Tuesday, November 2, 2010

Stehlin's meats:

We were on a lard-quest, and we could not be stopped. We could not be dissuaded from our goal of local, kettle cooked lard, free of stabilizers and preservatives.

The purpose of our visit

Of course, we had good reason. The latest step on David's art of the biscuit journey was to make buttermilk biscuits with real lard. And so began our quest. After a few inquiries and many referrals, we made the journey up to Colerain to Stehlin's meats, one of the only butcher shops in Ohio that slaughters their own meat. And where we, more importantly, could find the much sought after lard.

I learned a lot of things during our visit, tour of the facility and short interview with Mr. John Stehlin. I also learned, more importantly, that when your co-workers ask about your weekend, it's probably not ideal to lead off with an enthusiastic recount of your slaughterhouse visit. Just trust me on this one.

Stehlin's has been in business since 1913. We took a short tour with John as he showed us around.

How do things work here?

"Well...in what I call a de-ssembly-line process, we process cattle on Mondays and hogs on Tuesdays, then we sell it in the store all week long. The animals are all local, sometimes occasionally from as far as eastern Indiana."

piggy de-fuzzer

"In our pork processing room, we make all our sausages, cook them in the large kettle here, and stuff them into the casing. Over here is one of our sausage storage coolers and over here is one of our smoking coolers. They lay in cure for 2 weeks, then we take them and put in the smoke house. We smoke ham, sausage, cottage ham, bacon, smoked pork loin, dried beef. We still use real hickory wood, without any sort of liquid smoke or shavings."

real hickory

that's some nice wood there

How many hours would you say you work?

"We put in 5-6 days a week. We don't work on Sundays unless we have to. That happens occasionally, especially around Christmas. We all average about 46 hours a week. When I was a kid, we worked 6 days a week, and we were up to around 55-60 hours a week."

When did you start working here?

"When I was growing up I started when I was about 12, then worked through high school, when
I graduated high school, I started full time here."

Stehlin's is being run by its fourth generation, and John's son recently started working there. Stehlin's is unique because much of the meat you buy from your store butcher--especially the pork--comes pre-slaughtered and shipped in a box from a larger slaughterhouse that has several farms' animals from all over the country contracted to it.

What are some specific products that people come back to Stehlin's for?

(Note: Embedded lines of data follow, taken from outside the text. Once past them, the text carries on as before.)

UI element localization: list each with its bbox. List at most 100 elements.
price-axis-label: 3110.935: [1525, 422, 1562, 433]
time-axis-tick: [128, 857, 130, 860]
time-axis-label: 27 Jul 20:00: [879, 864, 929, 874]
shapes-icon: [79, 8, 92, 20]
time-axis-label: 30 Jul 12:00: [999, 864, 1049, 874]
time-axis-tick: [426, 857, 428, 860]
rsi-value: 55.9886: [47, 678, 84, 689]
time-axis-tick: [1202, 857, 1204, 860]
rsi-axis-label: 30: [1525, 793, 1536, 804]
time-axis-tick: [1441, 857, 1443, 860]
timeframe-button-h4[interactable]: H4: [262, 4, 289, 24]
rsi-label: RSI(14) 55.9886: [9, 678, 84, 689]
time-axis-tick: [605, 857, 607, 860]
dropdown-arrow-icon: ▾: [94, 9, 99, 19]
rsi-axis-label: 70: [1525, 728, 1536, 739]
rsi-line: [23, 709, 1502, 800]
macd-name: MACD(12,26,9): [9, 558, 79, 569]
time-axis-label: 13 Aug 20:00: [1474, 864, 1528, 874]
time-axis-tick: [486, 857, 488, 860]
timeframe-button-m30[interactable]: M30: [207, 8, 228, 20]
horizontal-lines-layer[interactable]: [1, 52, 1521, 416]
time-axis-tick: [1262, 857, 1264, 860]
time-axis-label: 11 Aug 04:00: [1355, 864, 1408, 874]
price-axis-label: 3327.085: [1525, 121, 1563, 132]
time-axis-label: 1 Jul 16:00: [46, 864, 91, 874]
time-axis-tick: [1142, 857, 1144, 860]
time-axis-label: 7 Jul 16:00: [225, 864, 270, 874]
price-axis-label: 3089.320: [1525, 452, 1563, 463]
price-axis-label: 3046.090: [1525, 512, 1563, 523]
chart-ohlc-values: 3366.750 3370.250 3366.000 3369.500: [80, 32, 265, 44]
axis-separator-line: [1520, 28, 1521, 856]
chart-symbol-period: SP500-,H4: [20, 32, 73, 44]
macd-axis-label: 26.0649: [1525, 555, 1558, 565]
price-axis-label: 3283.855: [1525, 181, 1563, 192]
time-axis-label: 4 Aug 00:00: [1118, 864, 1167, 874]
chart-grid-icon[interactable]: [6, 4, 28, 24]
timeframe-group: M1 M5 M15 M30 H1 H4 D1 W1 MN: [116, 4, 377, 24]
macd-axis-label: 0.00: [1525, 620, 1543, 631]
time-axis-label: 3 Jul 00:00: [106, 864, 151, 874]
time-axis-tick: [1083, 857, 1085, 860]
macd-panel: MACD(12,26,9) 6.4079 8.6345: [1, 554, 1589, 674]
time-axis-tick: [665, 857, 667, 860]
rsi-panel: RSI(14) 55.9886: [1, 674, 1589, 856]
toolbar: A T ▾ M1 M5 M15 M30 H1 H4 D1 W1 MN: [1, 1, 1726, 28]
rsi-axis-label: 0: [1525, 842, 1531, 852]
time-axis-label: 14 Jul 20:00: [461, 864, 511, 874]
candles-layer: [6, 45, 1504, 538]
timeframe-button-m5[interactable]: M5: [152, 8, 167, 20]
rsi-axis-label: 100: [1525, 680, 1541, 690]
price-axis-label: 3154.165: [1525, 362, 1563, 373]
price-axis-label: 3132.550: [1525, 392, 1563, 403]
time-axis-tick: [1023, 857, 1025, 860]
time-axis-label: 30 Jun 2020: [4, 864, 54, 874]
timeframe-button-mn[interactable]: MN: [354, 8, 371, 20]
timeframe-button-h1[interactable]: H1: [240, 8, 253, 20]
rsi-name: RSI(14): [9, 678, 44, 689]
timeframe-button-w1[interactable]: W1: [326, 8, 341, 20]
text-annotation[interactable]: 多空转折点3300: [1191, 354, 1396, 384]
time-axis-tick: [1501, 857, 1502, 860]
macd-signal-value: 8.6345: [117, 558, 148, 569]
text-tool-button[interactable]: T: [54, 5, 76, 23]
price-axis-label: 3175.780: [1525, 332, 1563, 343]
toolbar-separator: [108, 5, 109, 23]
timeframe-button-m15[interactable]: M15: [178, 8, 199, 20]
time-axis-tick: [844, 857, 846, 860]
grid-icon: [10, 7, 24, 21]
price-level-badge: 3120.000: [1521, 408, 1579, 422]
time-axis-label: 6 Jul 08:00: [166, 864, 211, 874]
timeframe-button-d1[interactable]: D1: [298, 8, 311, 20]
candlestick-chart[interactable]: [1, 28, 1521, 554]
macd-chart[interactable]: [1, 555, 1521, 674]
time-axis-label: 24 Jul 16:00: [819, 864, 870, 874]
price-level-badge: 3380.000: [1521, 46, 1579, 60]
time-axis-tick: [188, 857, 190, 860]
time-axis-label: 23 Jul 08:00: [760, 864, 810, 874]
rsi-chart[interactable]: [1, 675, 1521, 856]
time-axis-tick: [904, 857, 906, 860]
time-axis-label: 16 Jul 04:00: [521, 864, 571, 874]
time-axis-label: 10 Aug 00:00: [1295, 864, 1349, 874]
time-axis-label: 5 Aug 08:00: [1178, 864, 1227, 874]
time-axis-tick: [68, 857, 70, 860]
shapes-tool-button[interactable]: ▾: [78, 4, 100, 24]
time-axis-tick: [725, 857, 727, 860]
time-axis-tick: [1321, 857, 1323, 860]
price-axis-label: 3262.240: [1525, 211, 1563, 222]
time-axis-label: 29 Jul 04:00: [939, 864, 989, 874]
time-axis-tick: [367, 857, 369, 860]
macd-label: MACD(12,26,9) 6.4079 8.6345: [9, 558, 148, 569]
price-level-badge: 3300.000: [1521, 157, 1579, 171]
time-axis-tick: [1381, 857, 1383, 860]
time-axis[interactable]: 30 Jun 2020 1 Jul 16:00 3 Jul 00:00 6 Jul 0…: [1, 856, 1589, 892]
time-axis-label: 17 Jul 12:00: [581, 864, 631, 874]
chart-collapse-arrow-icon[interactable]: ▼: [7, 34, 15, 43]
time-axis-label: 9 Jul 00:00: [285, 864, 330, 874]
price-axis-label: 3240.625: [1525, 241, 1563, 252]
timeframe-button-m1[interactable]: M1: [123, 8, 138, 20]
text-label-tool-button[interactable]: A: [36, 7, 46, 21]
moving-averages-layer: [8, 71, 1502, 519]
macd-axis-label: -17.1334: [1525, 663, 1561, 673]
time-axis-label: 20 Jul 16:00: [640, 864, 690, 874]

"We've got a lot of unique products. The bone in beef brings a lot of people in. The variety of pork cuts--a Boston butt, you can't get them any fresher then we have here. Our fresh smoked pork sausage, cottage ham and bacon. We also have what we consider the top quality beef and pork, that keeps people coming back."

cottage ham

There are also sweetbreads available for purchase, something we've never seen available at any butcher shop. We filled our grocery bag with the much sought after lard, two rib eyes, pork sausage, goetta, Canadian bacon, and a slice of "Johnny in the bag", Stehlin's twist on a traditional blood sausage.

herrrrre's Johnny!

Stehlin's has a deli, and apparently fantastic buffalo chicken salad.
Someone had even written a thank-you note about it, which was displayed proudly on the counter.

The next morning, we made the awaited biscuits with sausage gravy. It was incredible how much the texture of the biscuit changed using lard instead of butter. I found I could only eat half of the rich biscuit, and promptly laid down on the floor afterward, ready for a post brunch nap.

and cue Biscuit and gravy food-porn


Our trip brought much reward. Later that week, we made the goetta, which I liked because it was not heavily seasoned. Good goetta doesn't need a lot of spices in it, in my opinion. It was a little looser than what we were used to, which made it challenging to cook. We made a dirty rice dish with the goetta and served it alongside the rib eyes, which were expertly butchered.


  1. Next time be sure to get the smoked sausage. It's pretty awesome.

  2. Nice write up. Avrils on court street also has lard most weekends.

  3. Stehlin's has the best goetta I've found!